In this month’s issue of Health, reader survey results on the subject of sex.
Some survey results (and my comments):
75% believe that it is cheating to have a secret e-mail relationship with an old flame
I do believe the “secret” part is a problem, as it connotes an attempt to cover-up. My husband never asks me who I email… If I would be emailing with a former boyfriend or lover, would that mean I would be lying or keeping a secret by omission? Or does his not asking just mean he doesn’t care about my endless emailing? *wink*
34% are friends with an old boyfriend on Facebook or another social networking site
Please note that this apparently includes being friended by one’s 8th grade boyfriend; call me old fashioned, or just plain old, but one’s 8th grade boyfriend is a rather harmless — near forget-able relationship, online or off.)
33% are keeping the social network friending of old boyfriends a secret
If it’s the 8th grade or high school varieties, it isn’t the fear of a “wildly jealous husband” that keeps you mum, it’s the embarrassment, dears.
64% say they “absolutely do not” mention their sex lives via Twitter or other social media site, saying it’s “a perfect example of TMI” — yet 29% “might” read someone else’s “sex tweets”
I suspect this has more to do with people “marketing” aka spamming themselves via Twitter et all and therefore aren’t showing any real aspects of themselves to begin with. But how can your sex live be any more ridiculous than discussing your love or reality television? And perhaps more importantly, how can tweeting about your sex life be any less alienating, personal and off-putting then disclosing your politics or religious preaching? Now that’s too much information.
(As always, click the pics for larger scans.)
Now this next one (the last one I’ll cover today) is very interesting…
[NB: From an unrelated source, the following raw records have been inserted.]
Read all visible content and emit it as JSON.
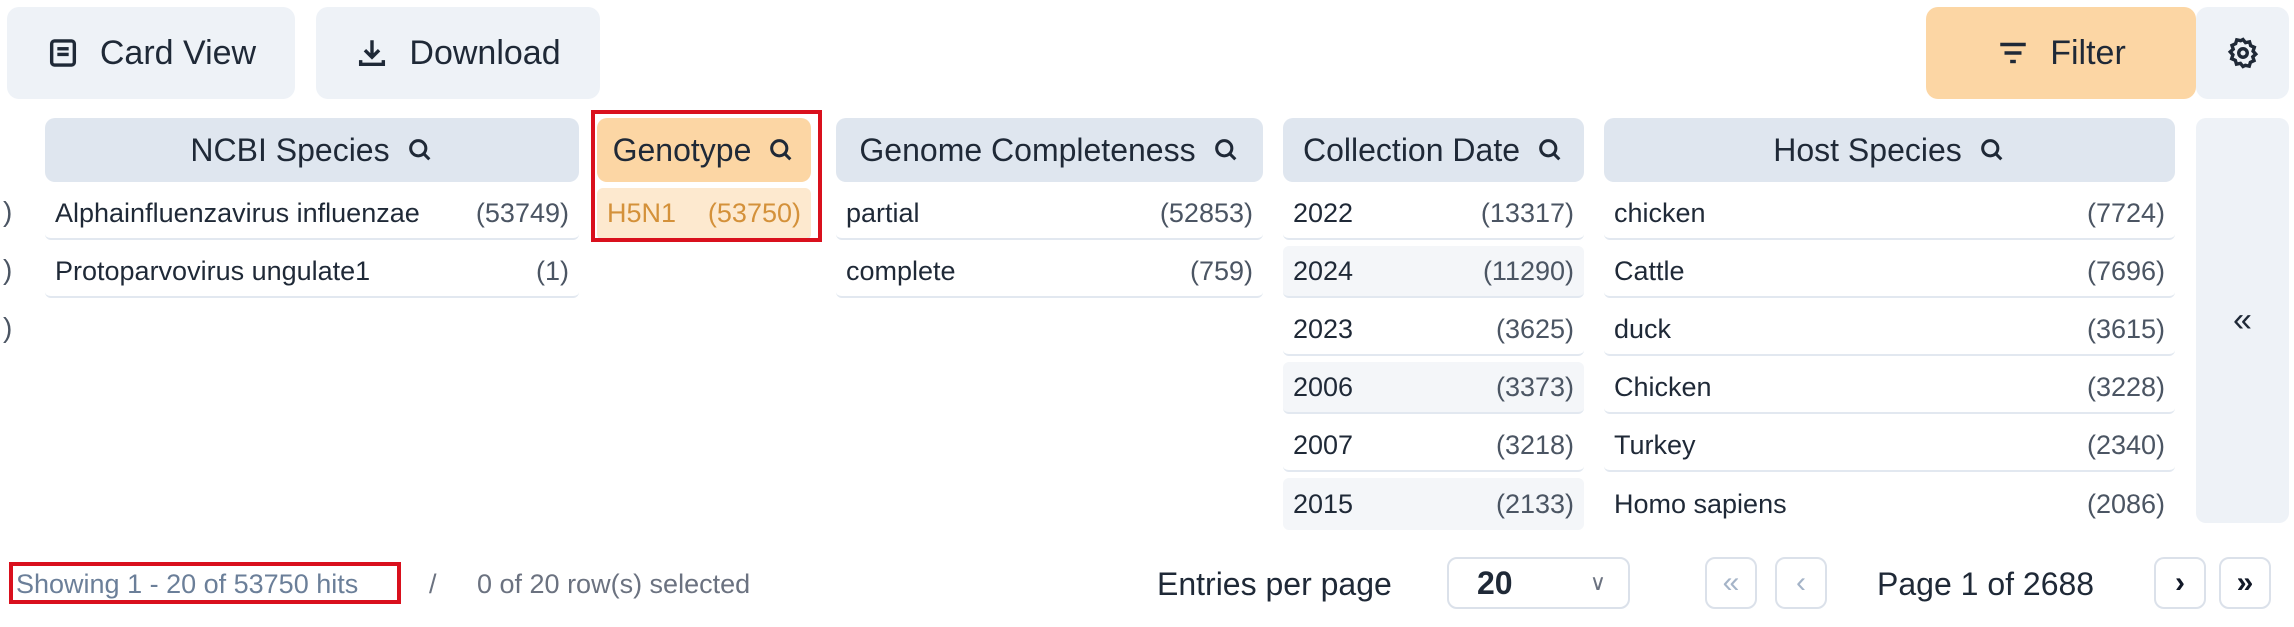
{
  "toolbar": {
    "card_view_label": "Card View",
    "download_label": "Download",
    "filter_label": "Filter"
  },
  "facets": {
    "ncbi_species": {
      "title": "NCBI Species",
      "items": [
        {
          "label": "Alphainfluenzavirus influenzae",
          "count": "(53749)"
        },
        {
          "label": "Protoparvovirus ungulate1",
          "count": "(1)"
        }
      ]
    },
    "genotype": {
      "title": "Genotype",
      "items": [
        {
          "label": "H5N1",
          "count": "(53750)",
          "selected": true
        }
      ]
    },
    "genome_completeness": {
      "title": "Genome Completeness",
      "items": [
        {
          "label": "partial",
          "count": "(52853)"
        },
        {
          "label": "complete",
          "count": "(759)"
        }
      ]
    },
    "collection_date": {
      "title": "Collection Date",
      "items": [
        {
          "label": "2022",
          "count": "(13317)"
        },
        {
          "label": "2024",
          "count": "(11290)"
        },
        {
          "label": "2023",
          "count": "(3625)"
        },
        {
          "label": "2006",
          "count": "(3373)"
        },
        {
          "label": "2007",
          "count": "(3218)"
        },
        {
          "label": "2015",
          "count": "(2133)"
        }
      ]
    },
    "host_species": {
      "title": "Host Species",
      "items": [
        {
          "label": "chicken",
          "count": "(7724)"
        },
        {
          "label": "Cattle",
          "count": "(7696)"
        },
        {
          "label": "duck",
          "count": "(3615)"
        },
        {
          "label": "Chicken",
          "count": "(3228)"
        },
        {
          "label": "Turkey",
          "count": "(2340)"
        },
        {
          "label": "Homo sapiens",
          "count": "(2086)"
        }
      ]
    },
    "left_edge_fragments": [
      ")",
      ")",
      ")"
    ]
  },
  "collapse_glyph": "«",
  "footer": {
    "showing": "Showing 1 - 20 of 53750 hits",
    "separator": "/",
    "selected": "0 of 20 row(s) selected",
    "entries_label": "Entries per page",
    "entries_value": "20",
    "page_label": "Page 1 of 2688",
    "first_glyph": "«",
    "prev_glyph": "‹",
    "next_glyph": "›",
    "last_glyph": "»"
  },
  "colors": {
    "accent": "#fcd6a4",
    "selected_text": "#d4913a",
    "highlight_border": "#d9101d",
    "header_bg": "#dfe6ef"
  },
  "icons": [
    "card-view-icon",
    "download-icon",
    "filter-icon",
    "settings-gear-icon",
    "search-icon",
    "collapse-icon"
  ]
}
The questions was: Whose affair would be more likely to end your relationship?
The response: 41% said their own affair; 59% said his affair.
Naturally, this discloses that Health has limited it’s questioning to heterosexual couples; uncool. But the question itself, the apparent answer options, and the answers themselves are sort of confusing — not because of the nearly 50-50 split, but because I’m not sure how the respondents interpreted the question… Were they answering that his affair would mean he was ready to move on, so their relationship would end? Or did they mean that they would, selfishly, be (albeit slightly) less tolerant of his affair then they expect him to be of their own?
I’m not sure how I would interpret the Q & A, so I’m completely unclear as to my own answer.
There’s more from this survey, but I’m saving it for later.